Passano gli anni, di tanto in tanto si torna a parlare di via Poma. Si tira in ballo un possibile coinvolgimento dei servizi segreti (gli uffici dell’Aiag sarebbero in realtà una copertura). E salta fuori anche la banda della Magliana che in qualche modo viene sempre nominata, a Roma, quando c’è un delitto. Nel 2005 arriva la svolta vera grazie a quelle che vengono chiamate “le nuove tecniche investigative”, e cioè le analisi sul Dna. Si scopre che il Dna di Raniero Busco è compatibile con quello trovato sul reggiseno della ragazza. Lui ribatte: «Certo, eravamo fidanzati, qualche giorno prima eravamo stati insieme». «Sì», risponde la sorella di Simonetta Cesaroni, «ma il giorno in cui è stata uccisa, mia sorella aveva messo biancheria pulita». Le analisi indicano anche che l’arcata dentaria di Raniero è compatibile con quella che ha lasciato il morso sul seno della ragazza uccisa. Le perizie stabiliscono anche che il sangue sulla maniglia dell’ufficio dell’Aiag è una commistione del sangue di Simonetta e di sangue maschile, quest’ultimo è per alcuni fattori compatibile con quello di Busco. All’epoca dell’omicidio l’ex fidanzato venne ovviamente interrogato: il suo alibi fu giudicato convincente. Il fatto è che ora di quel rapporto di polizia non c’è più traccia e l’alibi di Busco non sembra più così solido. Il processo di primo grado inizia nel febbraio del 2010. Il 9 marzo Pietrino Vanacore viene trovato morto: si è legato una caviglia a un albero e si è lasciato annegare in mare, a Torricella, nel tarantino, dove viveva ormai da tempo. Il 20 marzo avrebbe dovuto deporre al processo, lascia scritto un biglietto: “20 anni di sofferenze e di sospetti ti portano al suicidio”. Il 26 gennaio 2011 il processo si conclude con la condanna di Busco a 24 anni di carcere. Ora parte l’appello.

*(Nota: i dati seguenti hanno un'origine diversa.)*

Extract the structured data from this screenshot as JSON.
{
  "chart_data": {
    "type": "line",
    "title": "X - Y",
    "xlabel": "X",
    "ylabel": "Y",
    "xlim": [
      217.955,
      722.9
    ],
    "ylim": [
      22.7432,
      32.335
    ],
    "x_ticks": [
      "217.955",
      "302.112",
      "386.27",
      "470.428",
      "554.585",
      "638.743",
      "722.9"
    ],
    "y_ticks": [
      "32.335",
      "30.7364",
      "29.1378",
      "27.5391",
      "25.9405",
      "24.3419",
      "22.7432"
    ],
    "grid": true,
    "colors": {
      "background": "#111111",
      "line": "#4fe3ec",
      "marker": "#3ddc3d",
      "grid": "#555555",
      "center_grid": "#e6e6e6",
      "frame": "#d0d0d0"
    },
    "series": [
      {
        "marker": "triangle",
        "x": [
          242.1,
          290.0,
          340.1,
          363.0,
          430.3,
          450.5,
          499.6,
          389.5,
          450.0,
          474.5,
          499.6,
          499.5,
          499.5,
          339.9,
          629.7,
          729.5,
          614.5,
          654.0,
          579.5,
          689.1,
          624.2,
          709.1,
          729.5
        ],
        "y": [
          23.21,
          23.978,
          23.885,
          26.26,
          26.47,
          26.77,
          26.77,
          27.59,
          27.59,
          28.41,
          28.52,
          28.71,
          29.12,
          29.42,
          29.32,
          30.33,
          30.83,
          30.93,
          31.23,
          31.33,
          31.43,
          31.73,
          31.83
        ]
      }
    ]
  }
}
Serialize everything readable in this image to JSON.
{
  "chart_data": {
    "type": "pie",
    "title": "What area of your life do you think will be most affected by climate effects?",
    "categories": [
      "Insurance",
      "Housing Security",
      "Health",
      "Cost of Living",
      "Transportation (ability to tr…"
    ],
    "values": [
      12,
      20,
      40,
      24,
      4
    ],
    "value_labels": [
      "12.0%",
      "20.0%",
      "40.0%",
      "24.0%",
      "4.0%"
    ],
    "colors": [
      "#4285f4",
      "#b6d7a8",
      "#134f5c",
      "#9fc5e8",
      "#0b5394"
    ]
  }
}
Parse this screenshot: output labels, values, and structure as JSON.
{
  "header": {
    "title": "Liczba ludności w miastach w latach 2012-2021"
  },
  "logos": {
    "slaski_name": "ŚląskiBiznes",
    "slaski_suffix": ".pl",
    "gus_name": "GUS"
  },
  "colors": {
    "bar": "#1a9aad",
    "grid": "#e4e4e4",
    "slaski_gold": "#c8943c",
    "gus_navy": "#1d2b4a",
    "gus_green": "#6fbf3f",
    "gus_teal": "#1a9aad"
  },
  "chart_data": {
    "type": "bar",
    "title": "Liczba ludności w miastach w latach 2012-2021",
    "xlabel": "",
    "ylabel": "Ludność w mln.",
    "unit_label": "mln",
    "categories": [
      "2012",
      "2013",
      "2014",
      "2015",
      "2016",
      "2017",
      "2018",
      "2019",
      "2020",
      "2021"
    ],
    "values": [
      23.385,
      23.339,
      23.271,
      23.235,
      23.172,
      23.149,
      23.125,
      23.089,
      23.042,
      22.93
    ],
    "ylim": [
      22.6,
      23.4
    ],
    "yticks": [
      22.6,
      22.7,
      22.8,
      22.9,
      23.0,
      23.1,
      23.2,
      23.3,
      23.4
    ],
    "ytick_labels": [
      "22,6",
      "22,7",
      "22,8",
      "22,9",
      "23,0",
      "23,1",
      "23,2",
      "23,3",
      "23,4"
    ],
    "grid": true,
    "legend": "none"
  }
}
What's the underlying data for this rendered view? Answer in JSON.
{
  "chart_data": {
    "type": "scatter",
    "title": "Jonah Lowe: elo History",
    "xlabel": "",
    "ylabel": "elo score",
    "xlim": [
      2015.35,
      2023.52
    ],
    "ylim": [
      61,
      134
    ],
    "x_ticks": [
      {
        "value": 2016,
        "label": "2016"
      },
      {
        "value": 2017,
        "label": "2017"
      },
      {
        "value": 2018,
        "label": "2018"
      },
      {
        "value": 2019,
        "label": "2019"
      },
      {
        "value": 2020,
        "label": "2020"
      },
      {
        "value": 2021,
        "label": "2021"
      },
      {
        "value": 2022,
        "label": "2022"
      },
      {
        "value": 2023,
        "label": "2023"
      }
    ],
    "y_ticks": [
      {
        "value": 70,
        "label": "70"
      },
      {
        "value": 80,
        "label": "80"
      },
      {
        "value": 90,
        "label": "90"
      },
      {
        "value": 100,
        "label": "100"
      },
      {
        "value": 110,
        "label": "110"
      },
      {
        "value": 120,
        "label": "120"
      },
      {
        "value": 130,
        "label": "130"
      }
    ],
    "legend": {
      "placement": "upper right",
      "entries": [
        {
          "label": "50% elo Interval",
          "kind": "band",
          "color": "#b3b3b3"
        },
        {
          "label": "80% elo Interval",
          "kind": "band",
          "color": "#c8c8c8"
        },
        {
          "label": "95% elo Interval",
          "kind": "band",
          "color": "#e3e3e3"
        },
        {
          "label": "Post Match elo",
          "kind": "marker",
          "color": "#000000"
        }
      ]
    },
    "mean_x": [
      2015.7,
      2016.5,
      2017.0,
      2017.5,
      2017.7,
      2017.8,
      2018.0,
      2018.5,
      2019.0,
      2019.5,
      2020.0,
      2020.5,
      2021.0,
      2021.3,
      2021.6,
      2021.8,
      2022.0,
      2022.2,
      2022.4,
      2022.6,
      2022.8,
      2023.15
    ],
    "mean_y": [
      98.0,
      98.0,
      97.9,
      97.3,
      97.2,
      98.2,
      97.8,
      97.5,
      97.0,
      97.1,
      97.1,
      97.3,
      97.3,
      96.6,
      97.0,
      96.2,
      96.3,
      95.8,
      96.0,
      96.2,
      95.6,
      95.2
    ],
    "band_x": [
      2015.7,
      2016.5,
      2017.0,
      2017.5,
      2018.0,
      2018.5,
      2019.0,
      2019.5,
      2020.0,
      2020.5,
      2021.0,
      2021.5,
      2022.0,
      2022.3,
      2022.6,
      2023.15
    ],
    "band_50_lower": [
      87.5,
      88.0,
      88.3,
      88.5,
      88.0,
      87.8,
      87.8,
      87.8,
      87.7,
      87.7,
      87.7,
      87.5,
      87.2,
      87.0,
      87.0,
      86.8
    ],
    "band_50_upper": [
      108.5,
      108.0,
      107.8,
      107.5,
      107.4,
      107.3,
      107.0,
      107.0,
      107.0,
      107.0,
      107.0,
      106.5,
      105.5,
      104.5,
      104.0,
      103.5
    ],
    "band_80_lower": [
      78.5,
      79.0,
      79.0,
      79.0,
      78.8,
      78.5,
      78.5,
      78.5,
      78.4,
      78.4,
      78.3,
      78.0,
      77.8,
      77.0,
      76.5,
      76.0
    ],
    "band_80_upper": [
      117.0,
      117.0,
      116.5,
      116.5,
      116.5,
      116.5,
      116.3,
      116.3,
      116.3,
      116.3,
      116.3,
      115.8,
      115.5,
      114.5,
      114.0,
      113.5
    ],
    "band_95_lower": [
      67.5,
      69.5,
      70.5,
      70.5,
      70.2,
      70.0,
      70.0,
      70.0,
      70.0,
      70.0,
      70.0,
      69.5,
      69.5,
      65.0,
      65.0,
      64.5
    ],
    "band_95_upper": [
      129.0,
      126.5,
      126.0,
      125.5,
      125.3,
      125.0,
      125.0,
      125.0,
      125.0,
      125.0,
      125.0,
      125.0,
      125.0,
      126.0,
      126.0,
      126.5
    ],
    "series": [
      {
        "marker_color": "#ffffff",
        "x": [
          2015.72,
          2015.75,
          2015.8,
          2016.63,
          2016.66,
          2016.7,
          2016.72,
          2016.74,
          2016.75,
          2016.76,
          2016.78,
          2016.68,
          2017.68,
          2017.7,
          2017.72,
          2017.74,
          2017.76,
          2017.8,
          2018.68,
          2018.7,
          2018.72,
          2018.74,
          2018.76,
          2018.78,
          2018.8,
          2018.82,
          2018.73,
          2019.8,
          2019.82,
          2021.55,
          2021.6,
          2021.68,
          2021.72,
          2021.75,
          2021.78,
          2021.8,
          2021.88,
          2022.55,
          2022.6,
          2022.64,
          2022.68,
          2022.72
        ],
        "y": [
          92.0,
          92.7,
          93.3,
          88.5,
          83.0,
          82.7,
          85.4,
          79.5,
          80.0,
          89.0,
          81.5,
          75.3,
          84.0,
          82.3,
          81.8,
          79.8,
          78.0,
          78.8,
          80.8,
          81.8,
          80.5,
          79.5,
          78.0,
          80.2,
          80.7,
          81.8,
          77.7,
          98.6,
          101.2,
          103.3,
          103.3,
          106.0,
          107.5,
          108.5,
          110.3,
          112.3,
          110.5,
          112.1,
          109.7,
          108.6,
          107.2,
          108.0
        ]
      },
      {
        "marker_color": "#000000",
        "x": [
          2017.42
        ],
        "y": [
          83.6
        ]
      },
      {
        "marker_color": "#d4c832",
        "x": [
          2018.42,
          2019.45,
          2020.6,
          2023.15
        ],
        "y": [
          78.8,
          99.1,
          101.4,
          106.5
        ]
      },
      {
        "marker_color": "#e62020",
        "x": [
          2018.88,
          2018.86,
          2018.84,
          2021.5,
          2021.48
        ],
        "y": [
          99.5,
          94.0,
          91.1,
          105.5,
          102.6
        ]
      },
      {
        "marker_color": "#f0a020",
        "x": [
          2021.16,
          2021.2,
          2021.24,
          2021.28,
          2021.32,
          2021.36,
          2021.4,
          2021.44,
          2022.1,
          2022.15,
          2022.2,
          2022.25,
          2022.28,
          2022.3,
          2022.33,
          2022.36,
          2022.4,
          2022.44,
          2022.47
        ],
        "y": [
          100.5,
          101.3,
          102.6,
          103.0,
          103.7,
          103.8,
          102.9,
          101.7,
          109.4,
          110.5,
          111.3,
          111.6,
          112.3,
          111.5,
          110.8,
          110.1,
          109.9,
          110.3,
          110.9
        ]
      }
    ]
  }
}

Questa è la storia, parecchio riassunta, di una delle vicende italiane di cronaca più misteriose. Poi c’è l’altra notizia, quella della fiction. L’ha girata Roberto Faenza, ma il punto non è la bravura del regista o degli attori. Le domande sono altre. Che storia racconta? Da quale punto di vista? Come è presentata la figura di Raniero Busco? Faenza e la produzione assicurano che la fiction non influenzerà minimamente opinione pubblica e giuria. Ma perché mandarla in onda a processo in corso? Basta un’immagine, una sensazione, per pendere da una parte o dall’altra. I legali di Raniero Busco si oppongono alla messa in onda della fiction il 30 novembre prossimo. Difficile dar loro torto.